Ariosti trat 1716 zum ersten Mal in London auf und spielte zwischen den Akten von Händels Oper Amadigi "ein neues Instrument namens Viola d'Amour". Auch seine Oper Tito Manlio wurde dort in derselben Spielzeit aufgeführt. Die Zahl seiner Kompositionen ist nicht so groß wie die vieler seiner Zeitgenossen, was zweifellos darauf zurückzuführen ist, dass er sich häufig auf seine Lehrtätigkeit, seine kirchlichen und diplomatischen Aufgaben, seine Gesangs-, Orgel-, Cembalo- und Cellokonzerte oder seine Auftritte mit der Viola d'amore konzentrierte. Seine Bühnenwerke sind dramaturgisch sehr wirkungsvoll; Ariostis chromatische Techniken konnten auch Schrecken und Verzweiflung überzeugned darstellen oder das Publikum zu Tränen rühren.

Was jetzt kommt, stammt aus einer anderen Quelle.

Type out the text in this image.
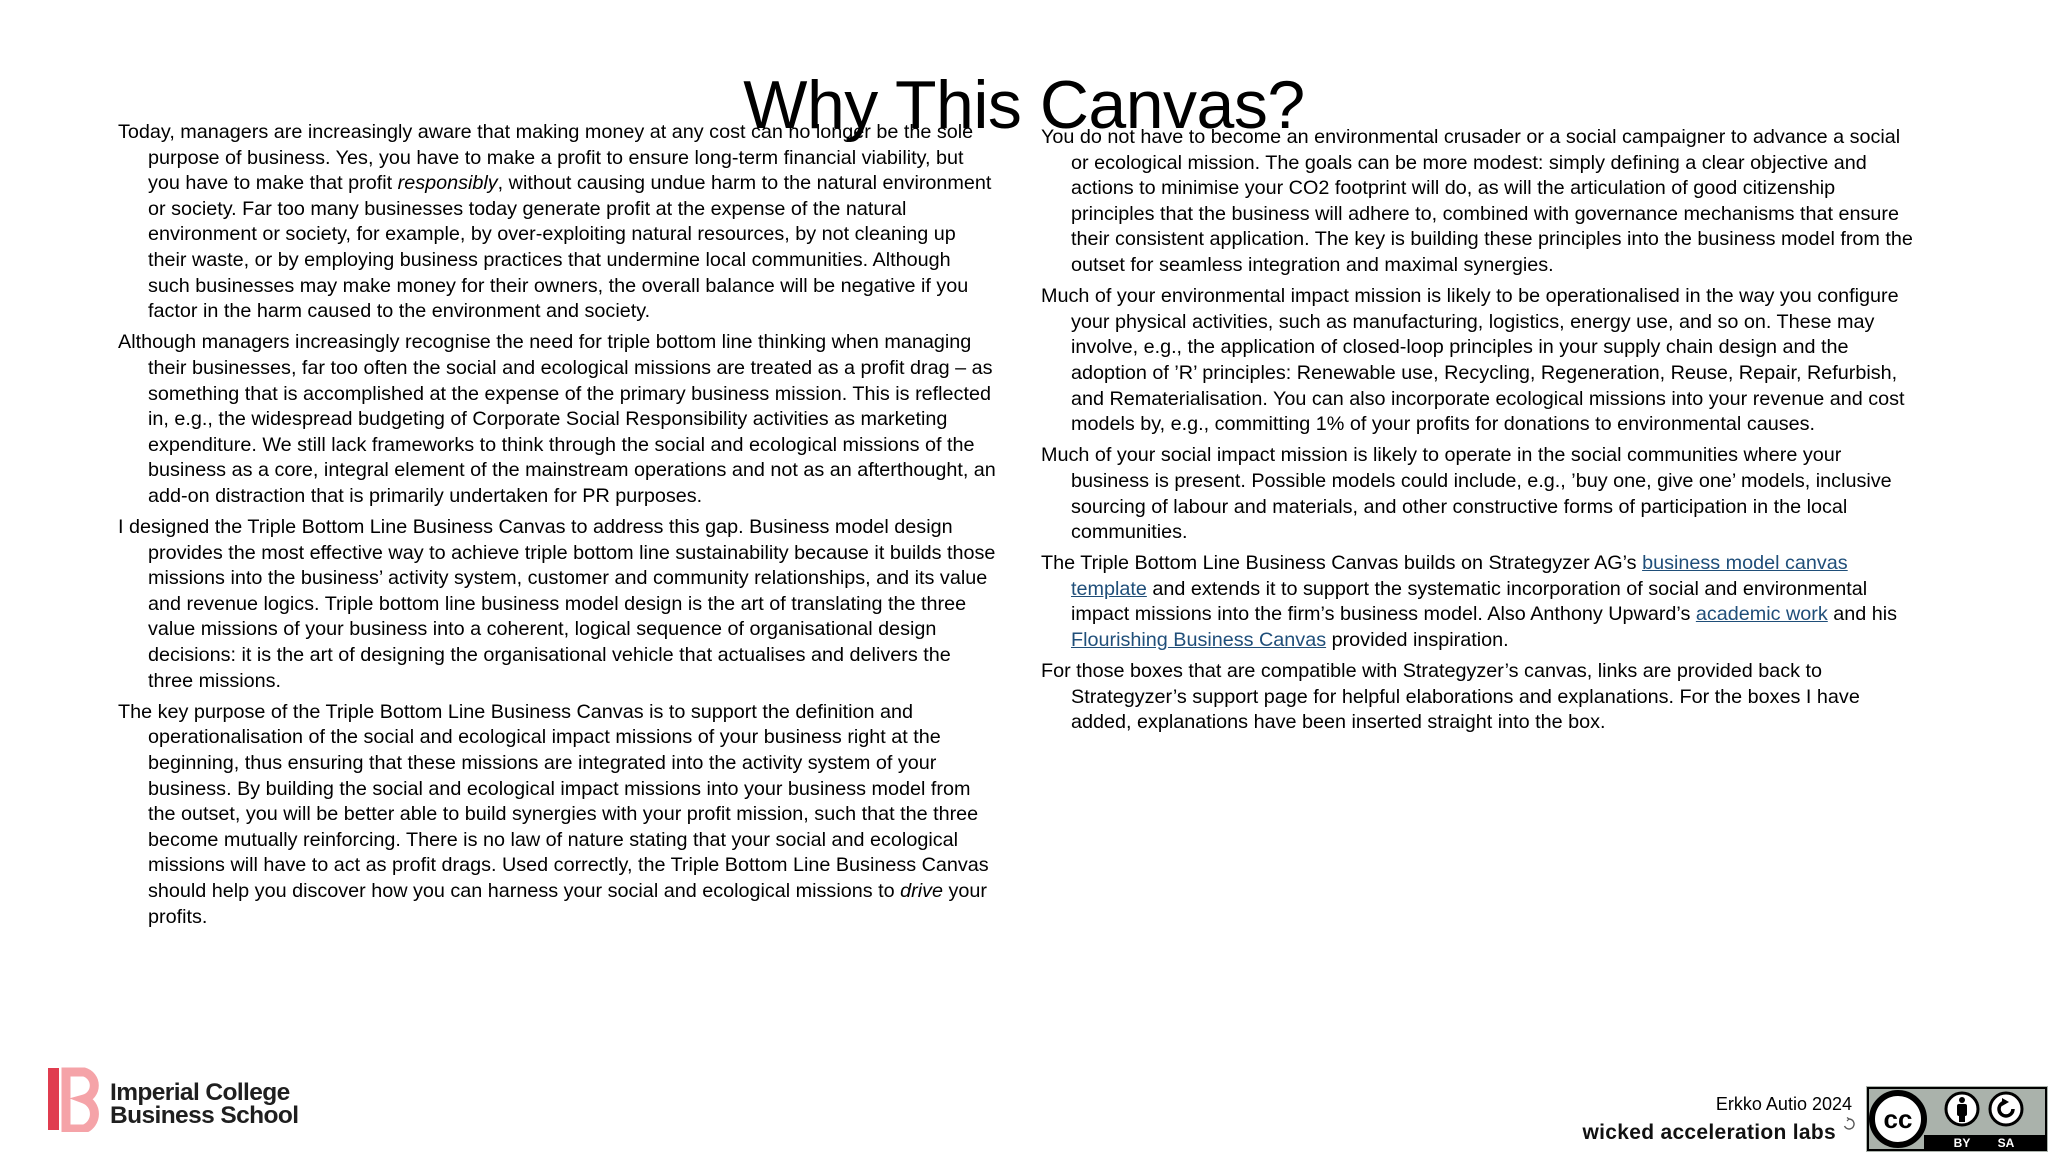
Why This Canvas?

Today, managers are increasingly aware that making money at any cost can no longer be the sole purpose of business. Yes, you have to make a profit to ensure long-term financial viability, but you have to make that profit responsibly, without causing undue harm to the natural environment or society. Far too many businesses today generate profit at the expense of the natural environment or society, for example, by over-exploiting natural resources, by not cleaning up their waste, or by employing business practices that undermine local communities. Although such businesses may make money for their owners, the overall balance will be negative if you factor in the harm caused to the environment and society.

Although managers increasingly recognise the need for triple bottom line thinking when managing their businesses, far too often the social and ecological missions are treated as a profit drag – as something that is accomplished at the expense of the primary business mission. This is reflected in, e.g., the widespread budgeting of Corporate Social Responsibility activities as marketing expenditure. We still lack frameworks to think through the social and ecological missions of the business as a core, integral element of the mainstream operations and not as an afterthought, an add-on distraction that is primarily undertaken for PR purposes.

I designed the Triple Bottom Line Business Canvas to address this gap. Business model design provides the most effective way to achieve triple bottom line sustainability because it builds those missions into the business’ activity system, customer and community relationships, and its value and revenue logics. Triple bottom line business model design is the art of translating the three value missions of your business into a coherent, logical sequence of organisational design decisions: it is the art of designing the organisational vehicle that actualises and delivers the three missions.

The key purpose of the Triple Bottom Line Business Canvas is to support the definition and operationalisation of the social and ecological impact missions of your business right at the beginning, thus ensuring that these missions are integrated into the activity system of your business. By building the social and ecological impact missions into your business model from the outset, you will be better able to build synergies with your profit mission, such that the three become mutually reinforcing. There is no law of nature stating that your social and ecological missions will have to act as profit drags. Used correctly, the Triple Bottom Line Business Canvas should help you discover how you can harness your social and ecological missions to drive your profits.

You do not have to become an environmental crusader or a social campaigner to advance a social or ecological mission. The goals can be more modest: simply defining a clear objective and actions to minimise your CO2 footprint will do, as will the articulation of good citizenship principles that the business will adhere to, combined with governance mechanisms that ensure their consistent application. The key is building these principles into the business model from the outset for seamless integration and maximal synergies.

Much of your environmental impact mission is likely to be operationalised in the way you configure your physical activities, such as manufacturing, logistics, energy use, and so on. These may involve, e.g., the application of closed-loop principles in your supply chain design and the adoption of ’R’ principles: Renewable use, Recycling, Regeneration, Reuse, Repair, Refurbish, and Rematerialisation. You can also incorporate ecological missions into your revenue and cost models by, e.g., committing 1% of your profits for donations to environmental causes.

Much of your social impact mission is likely to operate in the social communities where your business is present. Possible models could include, e.g., ’buy one, give one’ models, inclusive sourcing of labour and materials, and other constructive forms of participation in the local communities.

The Triple Bottom Line Business Canvas builds on Strategyzer AG’s business model canvas template and extends it to support the systematic incorporation of social and environmental impact missions into the firm’s business model. Also Anthony Upward’s academic work and his Flourishing Business Canvas provided inspiration.

For those boxes that are compatible with Strategyzer’s canvas, links are provided back to Strategyzer’s support page for helpful elaborations and explanations. For the boxes I have added, explanations have been inserted straight into the box.

Imperial College
Business School	Erkko Autio 2024
wicked acceleration labs cc
BY SA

Von 1722 bis 1728 stand er auf dem Höhepunkt seiner Karriere, doch als die Königliche Akademie, für die er komponierte, 1728 in Bankrott ging und es offenbar nicht mehr gelang, Ariosti für seine letzte Oper zu bezahlen, geriet er in Armut. Die Grabinschrift von Paolo Rolli lässt vermuten, dass sein Lebensstil daran schuld sein könnte: "Hier liegt Attilio Ariosti, er würde sich mehr leihen, wenn er sich an Sie wenden könnte. Von 1722 bis 1728 stand er auf dem Höhepunkt seiner Karriere, doch als die Königliche Akademie, für die er komponierte, 1728 in Bankrott ging und es offenbar nicht mehr gelang, Ariosti für seine letzte Oper zu bezahlen, geriet er in Armut. Die Grabinschrift von Paolo Rolli lässt vermuten, dass sein Lebensstil daran schuld sein könnte: „Hier liegt Attilio Ariosti, er würde sich mehr leihen, wenn er sich an Sie wenden könnte. Bis zum letzten Augenblick hat er als Mönch – auf Kosten anderer – gelebt - und starb auch so."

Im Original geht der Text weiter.